The North's state-run Korean Central News Agency (KCNA) released a statement on Saturday, 18 November, detailing Song's visit to Pyongyang. In his discussions with North Korea's senior official Choe Ryong-hae, Song briefed him about the latest political change taking place in China where Xi has been re-elected as the chief of CPC's central committee.
"Song Tao informed in detail of the 19th National Congress of the CPC," the KCNA report said. "He stressed the CPC's stand to steadily develop the traditional friendly relations between the two parties and countries."
Song also presented a gift for Kim, North Korea's third-generation dictator, when he met Choe.
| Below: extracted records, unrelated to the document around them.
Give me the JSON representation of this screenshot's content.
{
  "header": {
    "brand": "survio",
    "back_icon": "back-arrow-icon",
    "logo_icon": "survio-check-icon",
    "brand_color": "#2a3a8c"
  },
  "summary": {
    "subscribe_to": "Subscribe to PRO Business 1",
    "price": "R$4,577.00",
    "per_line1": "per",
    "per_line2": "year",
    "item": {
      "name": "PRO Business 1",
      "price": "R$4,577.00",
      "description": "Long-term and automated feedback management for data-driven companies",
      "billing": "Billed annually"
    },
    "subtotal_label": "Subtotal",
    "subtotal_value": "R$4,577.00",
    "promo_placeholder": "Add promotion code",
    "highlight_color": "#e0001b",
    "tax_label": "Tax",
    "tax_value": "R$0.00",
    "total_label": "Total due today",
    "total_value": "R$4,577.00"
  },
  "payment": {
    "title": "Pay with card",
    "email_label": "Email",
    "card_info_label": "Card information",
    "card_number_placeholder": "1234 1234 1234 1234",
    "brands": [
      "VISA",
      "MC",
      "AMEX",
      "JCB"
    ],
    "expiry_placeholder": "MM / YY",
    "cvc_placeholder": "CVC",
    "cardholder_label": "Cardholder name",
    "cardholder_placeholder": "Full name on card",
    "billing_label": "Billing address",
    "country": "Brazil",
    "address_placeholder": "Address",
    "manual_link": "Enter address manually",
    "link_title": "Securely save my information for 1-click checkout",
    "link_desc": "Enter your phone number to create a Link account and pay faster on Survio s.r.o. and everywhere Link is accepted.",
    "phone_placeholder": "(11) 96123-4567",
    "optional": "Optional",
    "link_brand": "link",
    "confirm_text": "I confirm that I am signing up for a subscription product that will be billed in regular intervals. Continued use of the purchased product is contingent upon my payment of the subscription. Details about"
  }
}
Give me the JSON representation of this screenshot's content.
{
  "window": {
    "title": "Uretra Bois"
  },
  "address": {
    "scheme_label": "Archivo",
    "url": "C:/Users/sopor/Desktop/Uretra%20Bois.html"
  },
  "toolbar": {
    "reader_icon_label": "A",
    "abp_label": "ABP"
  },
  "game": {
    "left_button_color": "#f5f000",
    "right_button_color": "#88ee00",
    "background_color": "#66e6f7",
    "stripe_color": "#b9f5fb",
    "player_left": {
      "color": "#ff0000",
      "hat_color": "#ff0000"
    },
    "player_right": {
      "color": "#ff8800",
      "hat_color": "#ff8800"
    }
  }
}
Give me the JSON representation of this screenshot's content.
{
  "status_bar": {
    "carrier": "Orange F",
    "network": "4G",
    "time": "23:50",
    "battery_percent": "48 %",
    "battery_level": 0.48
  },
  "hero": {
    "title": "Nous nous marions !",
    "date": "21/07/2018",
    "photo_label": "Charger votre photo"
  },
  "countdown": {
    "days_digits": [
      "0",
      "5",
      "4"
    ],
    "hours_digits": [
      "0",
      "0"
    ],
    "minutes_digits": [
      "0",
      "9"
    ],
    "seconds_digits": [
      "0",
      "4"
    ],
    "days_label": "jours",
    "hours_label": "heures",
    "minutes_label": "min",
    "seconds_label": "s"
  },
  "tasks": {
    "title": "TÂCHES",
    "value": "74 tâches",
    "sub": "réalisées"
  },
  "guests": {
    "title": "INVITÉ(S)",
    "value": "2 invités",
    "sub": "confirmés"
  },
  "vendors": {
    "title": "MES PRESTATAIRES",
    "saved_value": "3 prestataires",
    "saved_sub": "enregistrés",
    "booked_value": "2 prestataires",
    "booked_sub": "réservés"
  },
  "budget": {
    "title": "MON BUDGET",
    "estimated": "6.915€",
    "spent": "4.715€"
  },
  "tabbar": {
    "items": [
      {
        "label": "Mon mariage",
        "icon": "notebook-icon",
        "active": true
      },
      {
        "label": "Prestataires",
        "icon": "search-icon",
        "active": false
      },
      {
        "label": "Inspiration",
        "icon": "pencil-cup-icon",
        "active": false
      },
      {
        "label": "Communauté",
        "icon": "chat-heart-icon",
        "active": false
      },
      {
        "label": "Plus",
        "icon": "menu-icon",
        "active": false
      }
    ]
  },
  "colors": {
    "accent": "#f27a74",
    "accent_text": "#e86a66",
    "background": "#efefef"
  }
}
It is still unclear whether Song will hold direct talks with Kim during this trip.
China, which has so far played down Song's visit, remains cautious not to expect any major breakthrough from the trip. Though Beijing is yet to make an official announcement on the details of Song's tour since he arrived in North Korea, the state-run Global Times – which often reflects the administration's views – ran an editorial urging not to expect too much from the trip.
"Song is not a magician," the Chinese mouthpiece said. "The key to easing the situation in the peninsula lies in the hands of Washington and Pyongyang. If both sides insist on their own logic and refuse to move in the same direction, even if Song opens a door for talks, the door could be closed any time."
Earlier, US President Donald Trump billed Song's trip as a "big move" in the region.